With amateur records that span into the hundreds, you'll find that a large percentage of the record is from underage boxing where fighters fight a lot more frequently. Still impressive obviously. But Lomachenko's 396-1 record is probably closer to about 96-1 in Senior Amateur boxing
You aren't fighting elite guys in your first 10 fights, unless, maybe you are a heavyweight. The local guys you fight are usually guys trying to lose weight, white guys wrestler type guys getting striking training in for MMA, or black guys who couldn't get picked for basketball. No offense to anyone, it's just what it is nowadays. You generally don't fight real boxers until you get to the regional type meets, than of course nationals and internationals.
Yeah, but it's still a guy with some training, in a ring, swinging at your head under a controlled environment. More similar than different.
The same is true of your first pro fight, you aren't fighting elite guys then either. And while I totally agree that you'd be facing better opposition in the am's later on, that is clearly outweighed IMHO by the enormous amount of learning that occurs when you step into the ring for the first few times in a real fight, not just sparring.
Like I said it's a great learning experience, but theres too much difference between amateur boxing to pro boxing to compare.
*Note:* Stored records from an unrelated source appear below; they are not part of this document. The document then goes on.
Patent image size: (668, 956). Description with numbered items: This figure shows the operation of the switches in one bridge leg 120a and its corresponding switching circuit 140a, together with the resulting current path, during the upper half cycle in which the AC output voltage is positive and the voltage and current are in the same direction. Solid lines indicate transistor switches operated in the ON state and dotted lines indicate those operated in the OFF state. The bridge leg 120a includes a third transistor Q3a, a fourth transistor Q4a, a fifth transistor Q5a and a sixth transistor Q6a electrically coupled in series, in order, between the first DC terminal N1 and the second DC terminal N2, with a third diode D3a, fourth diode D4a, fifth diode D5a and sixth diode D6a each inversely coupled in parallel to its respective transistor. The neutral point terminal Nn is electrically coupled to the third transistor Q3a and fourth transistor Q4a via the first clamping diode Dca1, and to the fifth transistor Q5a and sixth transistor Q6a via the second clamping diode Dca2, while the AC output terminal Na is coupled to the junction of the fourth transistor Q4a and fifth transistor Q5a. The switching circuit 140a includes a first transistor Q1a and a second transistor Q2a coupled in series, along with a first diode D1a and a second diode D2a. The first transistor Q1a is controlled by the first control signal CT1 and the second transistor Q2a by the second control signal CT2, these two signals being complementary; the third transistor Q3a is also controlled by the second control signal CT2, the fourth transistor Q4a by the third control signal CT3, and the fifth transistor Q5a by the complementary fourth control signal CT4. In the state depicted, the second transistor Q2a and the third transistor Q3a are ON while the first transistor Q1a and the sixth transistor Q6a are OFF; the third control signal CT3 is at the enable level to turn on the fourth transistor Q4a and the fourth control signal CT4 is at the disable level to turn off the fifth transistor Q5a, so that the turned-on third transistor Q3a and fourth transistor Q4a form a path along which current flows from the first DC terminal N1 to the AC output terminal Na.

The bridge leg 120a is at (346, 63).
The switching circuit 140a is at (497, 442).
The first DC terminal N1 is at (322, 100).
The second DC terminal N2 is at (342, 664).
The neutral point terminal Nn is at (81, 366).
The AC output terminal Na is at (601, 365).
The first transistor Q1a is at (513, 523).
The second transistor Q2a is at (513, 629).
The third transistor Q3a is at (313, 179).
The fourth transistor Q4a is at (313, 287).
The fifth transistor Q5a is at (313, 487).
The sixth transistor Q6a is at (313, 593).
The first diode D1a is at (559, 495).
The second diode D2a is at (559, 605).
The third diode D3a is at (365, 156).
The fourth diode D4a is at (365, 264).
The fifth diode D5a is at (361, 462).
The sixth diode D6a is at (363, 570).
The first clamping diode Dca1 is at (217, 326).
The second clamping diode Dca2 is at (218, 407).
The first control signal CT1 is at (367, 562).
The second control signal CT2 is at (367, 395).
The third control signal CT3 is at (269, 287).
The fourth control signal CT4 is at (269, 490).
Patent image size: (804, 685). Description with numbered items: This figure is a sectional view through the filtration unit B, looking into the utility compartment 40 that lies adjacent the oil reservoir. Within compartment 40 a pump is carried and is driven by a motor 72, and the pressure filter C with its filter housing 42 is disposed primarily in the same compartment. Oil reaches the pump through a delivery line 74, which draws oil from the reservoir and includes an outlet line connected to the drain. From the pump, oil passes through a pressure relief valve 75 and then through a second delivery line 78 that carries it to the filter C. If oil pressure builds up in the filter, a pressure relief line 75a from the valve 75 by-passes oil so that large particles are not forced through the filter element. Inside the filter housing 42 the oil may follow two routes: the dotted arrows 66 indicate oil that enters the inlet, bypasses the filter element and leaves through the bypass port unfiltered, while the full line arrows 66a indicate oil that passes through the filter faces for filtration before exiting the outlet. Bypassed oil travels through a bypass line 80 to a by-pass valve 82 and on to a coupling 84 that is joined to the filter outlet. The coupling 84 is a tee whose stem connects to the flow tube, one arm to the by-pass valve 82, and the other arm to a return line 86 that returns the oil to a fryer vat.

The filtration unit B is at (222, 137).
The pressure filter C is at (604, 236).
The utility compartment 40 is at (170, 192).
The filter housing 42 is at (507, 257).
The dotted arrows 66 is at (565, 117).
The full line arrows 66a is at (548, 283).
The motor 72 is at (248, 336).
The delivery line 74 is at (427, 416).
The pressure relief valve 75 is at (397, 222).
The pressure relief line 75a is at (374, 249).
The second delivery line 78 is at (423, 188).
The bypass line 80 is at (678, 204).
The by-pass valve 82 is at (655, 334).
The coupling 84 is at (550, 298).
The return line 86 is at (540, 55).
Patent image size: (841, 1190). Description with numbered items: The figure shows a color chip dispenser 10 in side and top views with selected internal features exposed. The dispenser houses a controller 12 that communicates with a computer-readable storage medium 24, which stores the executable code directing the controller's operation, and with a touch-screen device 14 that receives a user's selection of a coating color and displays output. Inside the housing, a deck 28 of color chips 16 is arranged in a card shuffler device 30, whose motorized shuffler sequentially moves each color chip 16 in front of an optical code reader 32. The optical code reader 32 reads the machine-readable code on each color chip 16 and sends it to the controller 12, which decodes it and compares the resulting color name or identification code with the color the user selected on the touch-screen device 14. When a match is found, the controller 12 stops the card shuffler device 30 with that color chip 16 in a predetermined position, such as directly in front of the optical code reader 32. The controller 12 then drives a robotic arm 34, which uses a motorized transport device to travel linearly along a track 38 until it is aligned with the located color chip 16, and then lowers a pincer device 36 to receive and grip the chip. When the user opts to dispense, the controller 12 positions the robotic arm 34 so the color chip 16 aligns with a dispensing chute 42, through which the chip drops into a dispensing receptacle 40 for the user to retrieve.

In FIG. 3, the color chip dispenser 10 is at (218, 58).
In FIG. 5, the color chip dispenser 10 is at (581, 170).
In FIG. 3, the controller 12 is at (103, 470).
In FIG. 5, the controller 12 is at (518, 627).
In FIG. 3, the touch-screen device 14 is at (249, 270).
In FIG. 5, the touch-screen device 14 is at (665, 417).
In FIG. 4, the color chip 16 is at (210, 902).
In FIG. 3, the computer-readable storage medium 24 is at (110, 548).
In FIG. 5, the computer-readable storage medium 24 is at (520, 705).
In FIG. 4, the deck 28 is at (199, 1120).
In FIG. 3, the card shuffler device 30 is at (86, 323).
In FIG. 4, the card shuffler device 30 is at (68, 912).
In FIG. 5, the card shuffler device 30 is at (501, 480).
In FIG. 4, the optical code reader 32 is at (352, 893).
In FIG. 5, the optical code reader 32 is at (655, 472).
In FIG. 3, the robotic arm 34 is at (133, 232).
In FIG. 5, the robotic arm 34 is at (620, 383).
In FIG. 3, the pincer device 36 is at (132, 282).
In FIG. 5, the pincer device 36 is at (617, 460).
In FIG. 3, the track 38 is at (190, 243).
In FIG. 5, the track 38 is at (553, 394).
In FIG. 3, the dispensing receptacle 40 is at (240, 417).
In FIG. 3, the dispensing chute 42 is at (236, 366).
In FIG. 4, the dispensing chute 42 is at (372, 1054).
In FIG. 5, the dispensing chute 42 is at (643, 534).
It also fails to take into account at what level the amateur fights were occurring. Lots of regional levels fights and comps don't compare to fights at the likes of the worlds or Olympics.
How does an 84-8 record equate to 4-0? 92 fights would be 5 pro decisions even by your whacky creation. I would chalk it up as a typo (meant 4-1), but you went on to add another 17 wins to that 4-0. Or maybe you just mean that a guy can fight 350 amateur fights, go 26-24 in his first 50, then continuously going 6-4 every 10 fights equating to a 206-144 amateur record and consider that the equivalent to 31-0 as a pro. Solid logic.
I've seen a lot of debut fights and usually it's a total wipeout, on points or the guy just falls over. In only a few cases the first "opponent" actually puts up a fight. You can't honestly believe that's comparable to 50 amateur bouts, certainly not if quite a number of those amateurs you encounter would completely whoop that first "pro" you faced. People seem to forget what a "pro boxer" actually is. It's a guy that steps into a ring to get paid, nothing more, nothing less. It doesn't say anything about their level, as we've seen so many times in the past where you wouldn't favor the guy in a local barfight and just steps into the ring to collect his paycheck in exchange for taking a beating.